Pfizer Shares Slide After Termination of Obesity Drug Study
Pfizer Shares Slide After Ending Study of Obesity Drug
2 minute read

Key TakeAway
- Pfizer's stock experienced a decline of approximately 4% during the initial trading hours on Monday following the termination of the development of an oral remedy for obesity and diabetes.
- The pharmaceutical firm stated that this choice was reached due to patients exhibiting heightened liver enzyme levels.
- Pfizer affirmed its commitment to concentrate on an alternative medication for obesity and diabetes, slated for Phase 3 trials by late 2023.
Pfizer (PFE) stocks plunged by nearly 4% in early Monday trading following the discontinuation of the pharmaceutical company's development of an experimental treatment, lotiglipron, for obesity and diabetes. The decision came after patients who took the medication displayed increased levels of liver enzymes.
The company's choice was based on findings from a Phase 1 study and ongoing Phase 2 trials. Pfizer emphasized that none of the participants experienced liver failure, liver-related symptoms, or side effects requiring treatment.
Instead, Pfizer announced its intention to redirect its focus towards danuglipron, another oral medication for obesity and diabetes.
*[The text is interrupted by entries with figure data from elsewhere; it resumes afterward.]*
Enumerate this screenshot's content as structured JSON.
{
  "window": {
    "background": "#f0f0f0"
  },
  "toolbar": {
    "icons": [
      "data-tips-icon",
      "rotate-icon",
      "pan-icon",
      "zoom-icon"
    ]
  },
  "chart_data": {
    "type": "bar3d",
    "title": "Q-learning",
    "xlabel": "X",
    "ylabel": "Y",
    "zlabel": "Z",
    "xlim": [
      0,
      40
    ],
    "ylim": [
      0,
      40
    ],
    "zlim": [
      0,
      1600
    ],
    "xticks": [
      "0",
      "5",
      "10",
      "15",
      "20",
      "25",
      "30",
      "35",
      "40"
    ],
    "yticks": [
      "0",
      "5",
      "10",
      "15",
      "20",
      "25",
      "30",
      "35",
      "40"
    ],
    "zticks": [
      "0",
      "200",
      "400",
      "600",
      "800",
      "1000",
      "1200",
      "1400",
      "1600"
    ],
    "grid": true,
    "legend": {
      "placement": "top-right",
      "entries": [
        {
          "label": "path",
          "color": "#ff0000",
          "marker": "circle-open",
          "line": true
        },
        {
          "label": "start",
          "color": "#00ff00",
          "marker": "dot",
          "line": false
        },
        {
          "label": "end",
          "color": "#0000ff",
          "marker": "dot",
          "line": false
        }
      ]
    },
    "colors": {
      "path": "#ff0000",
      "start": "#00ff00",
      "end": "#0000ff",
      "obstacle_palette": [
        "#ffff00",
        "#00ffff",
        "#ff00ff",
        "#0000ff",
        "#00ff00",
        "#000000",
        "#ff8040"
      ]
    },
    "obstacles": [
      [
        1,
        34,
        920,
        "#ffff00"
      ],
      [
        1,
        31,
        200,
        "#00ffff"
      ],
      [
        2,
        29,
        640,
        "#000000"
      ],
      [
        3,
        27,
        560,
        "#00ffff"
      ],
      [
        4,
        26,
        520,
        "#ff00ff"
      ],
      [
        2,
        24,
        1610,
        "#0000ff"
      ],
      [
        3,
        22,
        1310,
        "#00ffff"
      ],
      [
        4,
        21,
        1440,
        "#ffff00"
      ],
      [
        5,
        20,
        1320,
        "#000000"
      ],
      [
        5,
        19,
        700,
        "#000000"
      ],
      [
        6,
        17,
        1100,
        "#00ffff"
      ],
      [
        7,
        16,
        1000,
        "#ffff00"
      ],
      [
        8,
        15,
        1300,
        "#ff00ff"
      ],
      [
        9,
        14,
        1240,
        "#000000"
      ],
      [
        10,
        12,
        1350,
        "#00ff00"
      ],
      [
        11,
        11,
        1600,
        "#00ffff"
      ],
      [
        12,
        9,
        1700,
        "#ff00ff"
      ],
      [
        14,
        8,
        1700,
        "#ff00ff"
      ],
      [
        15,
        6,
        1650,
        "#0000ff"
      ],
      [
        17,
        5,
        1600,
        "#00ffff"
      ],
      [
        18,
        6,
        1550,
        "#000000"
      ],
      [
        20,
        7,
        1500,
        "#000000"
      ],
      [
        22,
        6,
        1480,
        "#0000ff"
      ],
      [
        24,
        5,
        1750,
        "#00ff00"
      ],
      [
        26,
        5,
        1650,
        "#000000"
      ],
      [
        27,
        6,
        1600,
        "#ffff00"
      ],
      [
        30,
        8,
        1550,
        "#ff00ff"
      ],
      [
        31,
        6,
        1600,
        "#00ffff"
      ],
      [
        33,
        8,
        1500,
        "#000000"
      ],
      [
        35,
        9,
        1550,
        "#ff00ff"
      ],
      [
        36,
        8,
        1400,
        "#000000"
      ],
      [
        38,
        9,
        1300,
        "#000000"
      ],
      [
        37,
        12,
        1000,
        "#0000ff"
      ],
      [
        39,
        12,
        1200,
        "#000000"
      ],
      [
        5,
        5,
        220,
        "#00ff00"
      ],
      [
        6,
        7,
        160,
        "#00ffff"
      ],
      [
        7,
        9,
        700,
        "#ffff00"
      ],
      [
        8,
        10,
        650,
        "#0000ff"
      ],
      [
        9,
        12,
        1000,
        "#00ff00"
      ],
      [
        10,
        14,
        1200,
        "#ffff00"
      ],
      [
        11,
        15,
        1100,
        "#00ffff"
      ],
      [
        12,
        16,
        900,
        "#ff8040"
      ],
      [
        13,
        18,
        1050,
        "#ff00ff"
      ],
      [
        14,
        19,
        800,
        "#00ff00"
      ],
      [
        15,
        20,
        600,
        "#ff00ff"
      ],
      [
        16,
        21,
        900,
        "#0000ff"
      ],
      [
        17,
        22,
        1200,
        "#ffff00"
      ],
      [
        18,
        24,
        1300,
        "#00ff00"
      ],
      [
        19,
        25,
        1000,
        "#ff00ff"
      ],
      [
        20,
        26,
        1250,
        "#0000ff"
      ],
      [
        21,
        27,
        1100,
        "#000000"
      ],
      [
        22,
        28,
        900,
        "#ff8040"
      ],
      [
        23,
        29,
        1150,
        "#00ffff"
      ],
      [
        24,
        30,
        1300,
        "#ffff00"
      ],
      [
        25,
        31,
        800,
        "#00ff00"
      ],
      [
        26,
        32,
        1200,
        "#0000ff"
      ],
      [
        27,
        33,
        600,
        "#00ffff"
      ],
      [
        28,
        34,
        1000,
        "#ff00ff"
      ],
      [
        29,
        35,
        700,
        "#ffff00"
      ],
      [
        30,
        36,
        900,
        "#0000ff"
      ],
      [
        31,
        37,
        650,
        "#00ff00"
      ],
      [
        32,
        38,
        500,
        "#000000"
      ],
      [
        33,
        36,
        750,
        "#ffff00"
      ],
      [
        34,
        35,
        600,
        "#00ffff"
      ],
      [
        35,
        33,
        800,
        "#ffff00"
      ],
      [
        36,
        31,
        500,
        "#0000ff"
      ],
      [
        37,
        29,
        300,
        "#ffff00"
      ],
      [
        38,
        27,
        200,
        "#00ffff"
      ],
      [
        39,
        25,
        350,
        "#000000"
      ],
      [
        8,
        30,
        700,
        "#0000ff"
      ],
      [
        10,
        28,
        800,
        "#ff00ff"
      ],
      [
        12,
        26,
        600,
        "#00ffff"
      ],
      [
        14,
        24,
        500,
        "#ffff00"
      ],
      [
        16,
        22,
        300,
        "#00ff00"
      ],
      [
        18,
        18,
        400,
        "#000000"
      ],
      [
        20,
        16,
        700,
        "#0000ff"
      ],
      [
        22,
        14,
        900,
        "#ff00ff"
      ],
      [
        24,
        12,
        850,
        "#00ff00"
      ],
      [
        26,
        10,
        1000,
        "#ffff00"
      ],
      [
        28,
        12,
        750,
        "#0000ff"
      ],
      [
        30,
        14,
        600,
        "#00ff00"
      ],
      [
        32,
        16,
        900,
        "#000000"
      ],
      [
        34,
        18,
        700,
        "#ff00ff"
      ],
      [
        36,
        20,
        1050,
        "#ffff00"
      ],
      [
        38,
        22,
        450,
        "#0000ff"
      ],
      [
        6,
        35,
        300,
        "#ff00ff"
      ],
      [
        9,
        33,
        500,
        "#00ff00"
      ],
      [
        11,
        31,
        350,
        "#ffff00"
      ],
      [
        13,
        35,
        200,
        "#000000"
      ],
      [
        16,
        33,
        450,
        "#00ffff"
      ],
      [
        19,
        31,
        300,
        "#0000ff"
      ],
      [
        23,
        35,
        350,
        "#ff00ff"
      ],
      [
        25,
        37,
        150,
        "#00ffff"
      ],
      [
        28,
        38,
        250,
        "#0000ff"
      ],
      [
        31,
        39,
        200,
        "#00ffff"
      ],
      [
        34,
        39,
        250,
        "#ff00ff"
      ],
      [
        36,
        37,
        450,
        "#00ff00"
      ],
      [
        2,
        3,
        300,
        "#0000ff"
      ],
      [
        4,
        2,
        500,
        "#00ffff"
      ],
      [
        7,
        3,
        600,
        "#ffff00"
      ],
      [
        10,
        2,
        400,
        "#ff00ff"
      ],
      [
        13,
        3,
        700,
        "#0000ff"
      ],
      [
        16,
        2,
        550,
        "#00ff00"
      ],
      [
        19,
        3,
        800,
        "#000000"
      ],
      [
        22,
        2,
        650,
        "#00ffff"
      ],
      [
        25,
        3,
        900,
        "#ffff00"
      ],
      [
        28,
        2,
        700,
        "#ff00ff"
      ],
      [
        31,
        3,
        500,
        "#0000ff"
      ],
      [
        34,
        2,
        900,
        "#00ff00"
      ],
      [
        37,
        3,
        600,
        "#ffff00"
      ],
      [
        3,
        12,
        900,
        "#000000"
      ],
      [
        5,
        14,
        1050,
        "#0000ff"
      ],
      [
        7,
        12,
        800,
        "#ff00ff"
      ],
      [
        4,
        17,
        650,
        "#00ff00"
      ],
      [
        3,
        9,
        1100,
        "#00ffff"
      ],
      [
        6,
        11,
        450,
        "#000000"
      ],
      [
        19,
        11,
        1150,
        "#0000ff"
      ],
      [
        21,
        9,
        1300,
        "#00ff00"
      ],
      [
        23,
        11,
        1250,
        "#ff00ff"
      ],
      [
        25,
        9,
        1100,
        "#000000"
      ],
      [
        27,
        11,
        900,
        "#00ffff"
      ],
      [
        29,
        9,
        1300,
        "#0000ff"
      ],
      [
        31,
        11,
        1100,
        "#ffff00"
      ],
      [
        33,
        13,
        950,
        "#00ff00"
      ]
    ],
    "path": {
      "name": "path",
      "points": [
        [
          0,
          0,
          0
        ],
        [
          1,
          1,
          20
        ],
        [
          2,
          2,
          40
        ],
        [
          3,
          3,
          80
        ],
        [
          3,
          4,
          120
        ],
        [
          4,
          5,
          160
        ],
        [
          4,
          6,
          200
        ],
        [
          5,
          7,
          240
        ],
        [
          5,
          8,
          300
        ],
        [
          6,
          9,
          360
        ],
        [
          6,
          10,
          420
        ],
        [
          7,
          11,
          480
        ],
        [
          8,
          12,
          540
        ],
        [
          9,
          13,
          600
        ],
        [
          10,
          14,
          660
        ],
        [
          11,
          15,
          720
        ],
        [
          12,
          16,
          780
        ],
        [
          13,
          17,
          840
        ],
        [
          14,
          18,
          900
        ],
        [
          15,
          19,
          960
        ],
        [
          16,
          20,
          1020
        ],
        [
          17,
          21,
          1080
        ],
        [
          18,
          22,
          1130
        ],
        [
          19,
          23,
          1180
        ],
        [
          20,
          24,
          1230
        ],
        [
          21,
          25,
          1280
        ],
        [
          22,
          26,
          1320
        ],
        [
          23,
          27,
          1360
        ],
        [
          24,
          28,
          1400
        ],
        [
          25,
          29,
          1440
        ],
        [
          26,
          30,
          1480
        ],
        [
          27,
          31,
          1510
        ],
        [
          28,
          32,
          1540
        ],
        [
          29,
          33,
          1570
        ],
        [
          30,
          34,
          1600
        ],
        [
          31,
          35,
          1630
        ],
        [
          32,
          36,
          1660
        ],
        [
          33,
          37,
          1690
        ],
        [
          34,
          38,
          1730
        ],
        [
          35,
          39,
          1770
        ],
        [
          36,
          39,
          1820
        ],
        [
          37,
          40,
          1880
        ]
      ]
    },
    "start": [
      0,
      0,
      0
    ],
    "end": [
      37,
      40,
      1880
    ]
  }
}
In a Phase 2 trial, high-dose administration of danuglipron twice daily over 16 weeks resulted in weight reduction.
William Sessa, Pfizer's senior vice president and chief scientific officer of internal medicine, highlighted that if danuglipron proves effective and gains approval, it could have a distinct advantage over similar treatments. Pfizer expects to commence a Phase 3 trial for danuglipron by the end of this year.
Shares of Pfizer were hovering near their nadirs for the year following the downturn witnessed on Monday.